Private Google Access allows VM instances with no external IP address to reach Google APIs and services — such as Cloud Storage, BigQuery, and Pub/Sub — over Google's internal network. Without it, a private VM has no path to these APIs and all API calls will fail.
Do I need Cloud NAT as well?
It depends on what your VMs need to reach. Private Google Access only covers Google-managed APIs. If your VMs also need to reach the public internet — for OS patches, container images, or third-party APIs — you need Cloud NAT as well. The two features are complementary, not competing, and many architectures use both.
Does Private Google Access expose my VM to the internet?
No. Enabling Private Google Access on a subnet does not assign external IPs to your VMs or expose them to inbound internet traffic. It only opens an outbound path to Google API endpoints. The VM remains unreachable from the internet.
Is Private Google Access enabled per subnet or per VPC?
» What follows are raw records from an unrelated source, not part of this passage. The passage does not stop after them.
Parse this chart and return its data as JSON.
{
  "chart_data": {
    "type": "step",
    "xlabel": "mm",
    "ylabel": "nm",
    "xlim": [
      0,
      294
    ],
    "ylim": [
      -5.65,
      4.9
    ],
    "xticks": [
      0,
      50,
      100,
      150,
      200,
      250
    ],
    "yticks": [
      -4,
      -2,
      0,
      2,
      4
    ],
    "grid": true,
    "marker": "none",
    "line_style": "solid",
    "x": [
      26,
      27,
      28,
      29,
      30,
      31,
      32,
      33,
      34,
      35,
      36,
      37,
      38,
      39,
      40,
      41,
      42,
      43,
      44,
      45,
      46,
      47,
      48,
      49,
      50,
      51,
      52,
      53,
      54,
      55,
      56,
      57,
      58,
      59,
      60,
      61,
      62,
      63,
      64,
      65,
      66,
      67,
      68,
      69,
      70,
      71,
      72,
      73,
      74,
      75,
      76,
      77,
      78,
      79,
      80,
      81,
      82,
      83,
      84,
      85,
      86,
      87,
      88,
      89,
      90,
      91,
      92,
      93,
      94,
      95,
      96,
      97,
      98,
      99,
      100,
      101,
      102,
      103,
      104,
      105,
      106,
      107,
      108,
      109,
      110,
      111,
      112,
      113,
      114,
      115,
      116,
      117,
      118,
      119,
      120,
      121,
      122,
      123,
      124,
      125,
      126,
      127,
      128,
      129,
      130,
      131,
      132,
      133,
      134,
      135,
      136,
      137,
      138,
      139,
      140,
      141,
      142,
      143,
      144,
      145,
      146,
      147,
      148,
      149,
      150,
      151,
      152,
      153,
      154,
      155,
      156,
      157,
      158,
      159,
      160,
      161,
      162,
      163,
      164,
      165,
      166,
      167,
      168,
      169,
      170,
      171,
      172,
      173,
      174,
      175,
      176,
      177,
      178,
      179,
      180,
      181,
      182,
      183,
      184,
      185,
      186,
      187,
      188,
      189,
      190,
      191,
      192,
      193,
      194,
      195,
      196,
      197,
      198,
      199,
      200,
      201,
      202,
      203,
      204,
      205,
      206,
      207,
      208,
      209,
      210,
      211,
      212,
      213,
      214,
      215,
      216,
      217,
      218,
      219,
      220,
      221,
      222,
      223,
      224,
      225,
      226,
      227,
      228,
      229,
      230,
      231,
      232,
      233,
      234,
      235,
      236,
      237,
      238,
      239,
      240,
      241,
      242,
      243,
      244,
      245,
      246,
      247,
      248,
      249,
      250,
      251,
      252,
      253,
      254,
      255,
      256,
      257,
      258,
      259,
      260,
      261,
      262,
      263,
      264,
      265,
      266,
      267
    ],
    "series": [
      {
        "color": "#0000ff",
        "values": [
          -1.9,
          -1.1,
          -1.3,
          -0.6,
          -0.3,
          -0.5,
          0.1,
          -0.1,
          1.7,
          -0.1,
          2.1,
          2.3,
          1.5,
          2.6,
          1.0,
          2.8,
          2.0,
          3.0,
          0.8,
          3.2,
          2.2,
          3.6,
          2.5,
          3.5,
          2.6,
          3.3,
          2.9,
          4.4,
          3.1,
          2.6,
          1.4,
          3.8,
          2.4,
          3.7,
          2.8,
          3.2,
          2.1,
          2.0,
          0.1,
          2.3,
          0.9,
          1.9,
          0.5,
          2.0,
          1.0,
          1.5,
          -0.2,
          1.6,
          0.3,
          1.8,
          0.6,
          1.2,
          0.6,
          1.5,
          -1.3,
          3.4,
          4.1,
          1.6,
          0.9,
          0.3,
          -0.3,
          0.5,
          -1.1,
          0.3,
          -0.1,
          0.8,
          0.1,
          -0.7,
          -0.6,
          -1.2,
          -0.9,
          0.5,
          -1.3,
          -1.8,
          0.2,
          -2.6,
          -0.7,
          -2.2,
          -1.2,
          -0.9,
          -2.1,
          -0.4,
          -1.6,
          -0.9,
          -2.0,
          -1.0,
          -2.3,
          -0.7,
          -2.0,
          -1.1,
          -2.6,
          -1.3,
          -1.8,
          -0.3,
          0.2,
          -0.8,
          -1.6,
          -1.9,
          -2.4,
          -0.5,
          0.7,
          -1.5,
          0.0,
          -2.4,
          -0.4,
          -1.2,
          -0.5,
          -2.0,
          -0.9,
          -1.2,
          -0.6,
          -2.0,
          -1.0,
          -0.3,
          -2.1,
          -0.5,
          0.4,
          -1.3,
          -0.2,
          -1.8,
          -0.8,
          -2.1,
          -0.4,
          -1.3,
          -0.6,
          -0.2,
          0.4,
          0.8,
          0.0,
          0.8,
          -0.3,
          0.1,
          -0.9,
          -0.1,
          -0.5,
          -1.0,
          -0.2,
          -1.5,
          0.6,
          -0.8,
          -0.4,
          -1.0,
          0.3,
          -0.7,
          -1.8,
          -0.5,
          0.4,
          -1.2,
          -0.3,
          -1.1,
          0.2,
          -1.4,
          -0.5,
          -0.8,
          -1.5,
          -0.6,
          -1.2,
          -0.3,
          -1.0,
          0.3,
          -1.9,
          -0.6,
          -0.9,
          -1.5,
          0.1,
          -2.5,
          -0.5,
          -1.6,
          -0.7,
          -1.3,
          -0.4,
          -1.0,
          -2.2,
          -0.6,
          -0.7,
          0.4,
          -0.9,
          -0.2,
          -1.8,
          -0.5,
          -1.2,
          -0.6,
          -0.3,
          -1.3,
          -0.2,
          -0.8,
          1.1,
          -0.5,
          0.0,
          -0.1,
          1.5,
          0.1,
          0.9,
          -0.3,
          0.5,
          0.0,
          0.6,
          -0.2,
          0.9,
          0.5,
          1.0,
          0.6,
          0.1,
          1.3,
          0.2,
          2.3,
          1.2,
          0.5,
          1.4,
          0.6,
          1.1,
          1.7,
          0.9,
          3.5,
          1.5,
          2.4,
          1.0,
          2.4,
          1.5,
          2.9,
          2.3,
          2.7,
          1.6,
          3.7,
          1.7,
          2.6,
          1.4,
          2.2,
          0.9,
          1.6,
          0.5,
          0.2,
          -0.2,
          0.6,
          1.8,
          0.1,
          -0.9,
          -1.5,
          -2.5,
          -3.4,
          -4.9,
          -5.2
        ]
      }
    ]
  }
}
Per subnet. You enable or disable it on each subnet individually. If you have three subnets and only enable it on one, VMs in the other two cannot reach Google APIs without an external IP. This is a common source of confusion when working with multi-subnet VPCs.
What is the difference between private.googleapis.com and restricted.googleapis.com?
Both are virtual IP ranges for reaching Google APIs without internet transit. restricted.googleapis.com (199.36.153.4/30) is specifically designed for VPC Service Controls environments — routing through it ensures API traffic cannot bypass your service perimeters. Use private.googleapis.com (199.36.153.8/30) when you are not using VPC Service Controls.